Oct. 15 marks the launch of the renewed website, at www.fccj.or.jp. Our hardworking website team, Greg Starr (Editor-in-chief) and Said Karlsson (Multi-media Editor) in collaboration with Next, Inc. have created a highly accessible site with a new design and simplified interface. It offers multi-media functions such as live streaming and connectability to social media. It also has a responsive design for smart phones and tablets. The front page highlights more of the Club’s facilities and events beyond PAC, such as dining, the library, film screenings and entertainment so viewers can get a better sense of what’s going on at the Club. It includes a “Dispatches” blog that showcases the work of Club members through links to their articles. The website team says that the site is set up for further development and they are open to ideas and comments.

We’re uploading videos from most of our press events onto YouTube to broaden the knowledge of the clubs activities. We also plan to use YouTube as the host for our live streaming service, but in order to do so we need 100 subscribers. It’s super easy to become one. Just visit the FCCJchannel page at www.youtube.com/FCCJchannel and click the “subscribe”-button.

The number of live streaming viewers has steadily increased, along with our announcements and visual/sound quality. The PAC presser on Sept. 24 with Gregory Jaczko received 80 viewers from around the globe, the largest number so far. During his talk, the controversial former chairman of the U.S. Nuclear Regulatory Commission stressed the importance of getting the public involved in government plans to restart Japan’s nuclear reactors. An impactful public voice is always needed. This reminded me of the Club’s vital role as platform for freedom of speech. Our live streaming service and social media connections will significantly strengthen this platform and our public reach.

Interestingly, the Freedom of the Press Committee is taking on this issue in a unique way. With the coordinated help of FCCJ staff, it is now building a Journalist Information Service to better inform our members about media events. To quote chairman Michael Penn, “The service is now being fashioned to ensure that the FCCJ becomes a crucial artery by which foreign journalists can gain the information they need to do their jobs more effectively.”

We are planning to increase our member services. One example is a quarterly buffet dinner for new members to meet the president, board of directors and selected journalists and associate members. This could also be an excellent networking opportunity. A monthly meet for new and old members in the Main Bar is another option. Please let me know your ideas.

On Sept. 18, I was delighted to meet the 15 student members attending the DeRoy Memorial Scholarship Committee workshop with keynote speaker Mr. Jogin Bae, counselor for political affairs at the Korean Embassy in Tokyo. The Scholarship Fund’s annual fundraising dinner will be held on Friday, Dec. 6, so please attend if you can.

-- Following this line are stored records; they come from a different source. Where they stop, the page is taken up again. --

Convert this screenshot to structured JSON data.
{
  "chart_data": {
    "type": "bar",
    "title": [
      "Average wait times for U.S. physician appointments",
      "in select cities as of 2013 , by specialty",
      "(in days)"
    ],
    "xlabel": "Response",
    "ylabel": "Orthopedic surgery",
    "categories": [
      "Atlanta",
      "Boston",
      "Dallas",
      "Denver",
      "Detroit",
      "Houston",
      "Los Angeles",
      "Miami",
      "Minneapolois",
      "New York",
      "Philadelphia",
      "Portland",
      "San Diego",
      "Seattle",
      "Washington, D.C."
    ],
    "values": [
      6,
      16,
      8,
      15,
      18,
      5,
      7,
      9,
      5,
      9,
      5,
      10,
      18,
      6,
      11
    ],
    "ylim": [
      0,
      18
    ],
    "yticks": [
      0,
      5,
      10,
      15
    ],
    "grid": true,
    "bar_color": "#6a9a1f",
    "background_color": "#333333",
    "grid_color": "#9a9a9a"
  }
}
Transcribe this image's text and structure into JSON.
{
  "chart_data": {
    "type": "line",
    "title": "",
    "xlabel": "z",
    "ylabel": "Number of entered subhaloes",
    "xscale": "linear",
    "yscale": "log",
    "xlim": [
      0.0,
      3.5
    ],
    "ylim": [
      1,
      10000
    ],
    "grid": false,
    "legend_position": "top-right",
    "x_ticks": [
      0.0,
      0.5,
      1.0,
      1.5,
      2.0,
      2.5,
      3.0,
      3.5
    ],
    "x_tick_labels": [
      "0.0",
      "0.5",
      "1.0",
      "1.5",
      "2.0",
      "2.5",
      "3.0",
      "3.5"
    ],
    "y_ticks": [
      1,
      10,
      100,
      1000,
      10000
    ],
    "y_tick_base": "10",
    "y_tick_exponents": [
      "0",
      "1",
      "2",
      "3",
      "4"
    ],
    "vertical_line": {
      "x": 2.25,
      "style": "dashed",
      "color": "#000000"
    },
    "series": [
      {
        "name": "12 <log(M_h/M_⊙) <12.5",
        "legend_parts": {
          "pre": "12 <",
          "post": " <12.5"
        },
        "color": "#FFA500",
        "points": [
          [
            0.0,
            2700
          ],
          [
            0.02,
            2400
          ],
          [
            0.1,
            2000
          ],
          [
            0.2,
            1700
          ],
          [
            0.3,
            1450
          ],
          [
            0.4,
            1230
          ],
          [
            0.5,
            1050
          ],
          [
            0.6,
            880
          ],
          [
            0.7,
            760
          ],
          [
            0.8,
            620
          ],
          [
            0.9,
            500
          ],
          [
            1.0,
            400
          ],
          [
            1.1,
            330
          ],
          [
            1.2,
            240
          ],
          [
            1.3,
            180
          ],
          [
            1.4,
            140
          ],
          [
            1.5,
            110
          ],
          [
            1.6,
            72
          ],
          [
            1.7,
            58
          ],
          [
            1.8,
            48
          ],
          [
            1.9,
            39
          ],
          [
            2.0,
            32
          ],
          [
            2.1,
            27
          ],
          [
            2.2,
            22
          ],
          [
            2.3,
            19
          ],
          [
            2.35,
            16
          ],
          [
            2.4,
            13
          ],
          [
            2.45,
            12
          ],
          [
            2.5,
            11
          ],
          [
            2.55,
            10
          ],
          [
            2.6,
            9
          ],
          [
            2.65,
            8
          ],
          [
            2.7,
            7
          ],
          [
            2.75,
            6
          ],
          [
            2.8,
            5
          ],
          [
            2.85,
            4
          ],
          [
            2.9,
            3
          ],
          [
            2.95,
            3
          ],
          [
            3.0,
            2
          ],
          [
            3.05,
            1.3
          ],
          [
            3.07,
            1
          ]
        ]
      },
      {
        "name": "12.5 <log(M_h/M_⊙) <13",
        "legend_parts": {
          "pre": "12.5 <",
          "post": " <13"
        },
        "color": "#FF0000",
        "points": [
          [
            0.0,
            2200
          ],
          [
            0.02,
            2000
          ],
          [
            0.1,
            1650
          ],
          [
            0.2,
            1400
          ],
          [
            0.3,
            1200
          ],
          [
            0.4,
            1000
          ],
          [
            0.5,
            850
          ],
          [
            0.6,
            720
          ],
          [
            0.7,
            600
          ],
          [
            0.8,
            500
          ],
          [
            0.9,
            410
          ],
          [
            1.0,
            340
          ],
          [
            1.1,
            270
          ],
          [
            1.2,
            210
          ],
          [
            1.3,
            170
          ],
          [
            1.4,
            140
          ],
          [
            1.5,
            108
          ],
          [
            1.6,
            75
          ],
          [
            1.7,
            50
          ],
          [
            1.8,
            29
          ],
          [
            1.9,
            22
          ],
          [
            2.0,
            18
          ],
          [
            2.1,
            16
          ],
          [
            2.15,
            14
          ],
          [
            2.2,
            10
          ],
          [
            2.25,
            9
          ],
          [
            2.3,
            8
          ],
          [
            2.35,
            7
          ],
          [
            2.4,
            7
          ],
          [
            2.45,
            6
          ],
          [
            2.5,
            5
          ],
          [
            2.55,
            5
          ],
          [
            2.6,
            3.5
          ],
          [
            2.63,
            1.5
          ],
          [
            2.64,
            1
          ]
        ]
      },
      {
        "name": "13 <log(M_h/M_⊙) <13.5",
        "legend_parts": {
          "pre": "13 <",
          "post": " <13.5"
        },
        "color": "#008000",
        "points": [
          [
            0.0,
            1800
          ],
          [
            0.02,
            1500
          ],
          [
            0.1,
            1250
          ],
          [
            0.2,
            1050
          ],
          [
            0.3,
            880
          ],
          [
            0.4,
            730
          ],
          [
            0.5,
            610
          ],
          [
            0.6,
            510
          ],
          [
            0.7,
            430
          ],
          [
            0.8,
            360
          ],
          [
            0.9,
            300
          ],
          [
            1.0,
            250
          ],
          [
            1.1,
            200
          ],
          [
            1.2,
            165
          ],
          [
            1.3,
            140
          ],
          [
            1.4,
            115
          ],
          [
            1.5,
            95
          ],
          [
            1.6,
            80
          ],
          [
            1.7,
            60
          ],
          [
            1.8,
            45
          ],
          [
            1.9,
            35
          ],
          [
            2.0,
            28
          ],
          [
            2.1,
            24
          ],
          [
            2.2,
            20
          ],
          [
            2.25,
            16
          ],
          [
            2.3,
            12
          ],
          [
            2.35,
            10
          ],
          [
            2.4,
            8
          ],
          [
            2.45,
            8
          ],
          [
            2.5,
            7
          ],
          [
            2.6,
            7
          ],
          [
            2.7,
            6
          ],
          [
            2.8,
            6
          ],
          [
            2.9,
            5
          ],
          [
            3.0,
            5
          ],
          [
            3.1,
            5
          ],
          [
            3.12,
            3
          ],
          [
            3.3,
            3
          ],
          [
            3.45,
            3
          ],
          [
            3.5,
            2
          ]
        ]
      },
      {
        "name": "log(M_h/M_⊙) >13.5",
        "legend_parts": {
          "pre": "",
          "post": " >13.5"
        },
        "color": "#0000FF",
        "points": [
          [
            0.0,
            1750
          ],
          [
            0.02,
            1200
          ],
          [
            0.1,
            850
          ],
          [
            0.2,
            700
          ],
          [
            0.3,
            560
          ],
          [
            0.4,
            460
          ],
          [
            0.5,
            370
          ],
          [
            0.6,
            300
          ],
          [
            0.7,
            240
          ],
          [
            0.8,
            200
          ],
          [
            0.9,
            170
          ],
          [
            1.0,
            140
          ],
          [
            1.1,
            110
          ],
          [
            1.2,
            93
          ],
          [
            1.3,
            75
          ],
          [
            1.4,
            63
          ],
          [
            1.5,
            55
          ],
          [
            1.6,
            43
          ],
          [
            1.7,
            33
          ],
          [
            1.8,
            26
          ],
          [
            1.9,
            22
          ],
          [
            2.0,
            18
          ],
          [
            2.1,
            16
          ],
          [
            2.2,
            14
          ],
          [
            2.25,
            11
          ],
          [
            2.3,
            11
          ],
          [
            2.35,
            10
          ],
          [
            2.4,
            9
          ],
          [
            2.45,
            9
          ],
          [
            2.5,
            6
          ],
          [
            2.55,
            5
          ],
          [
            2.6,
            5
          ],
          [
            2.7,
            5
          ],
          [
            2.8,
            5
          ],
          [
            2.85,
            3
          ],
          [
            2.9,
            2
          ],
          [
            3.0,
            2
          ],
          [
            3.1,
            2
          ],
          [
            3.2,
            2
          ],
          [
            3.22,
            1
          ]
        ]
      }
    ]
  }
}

It’s for an honorable cause and promises to be an enjoyable evening. (For inquiries please contact the front desk.)

Attracting students and young people to the Club is a major goal not only to revitalize our membership but as part of our upcoming koeki (public service) status. On this front, we’re excited to announce that our collaboration with Tokyu/IRS and JTB has already borne fruit — we’ve booked a high school tour and journalist talk for February next year. High school and college tours normally take up to two years to arrange, but interest in the FCCJ has been way beyond expectations. Indeed, the Club has so much to offer.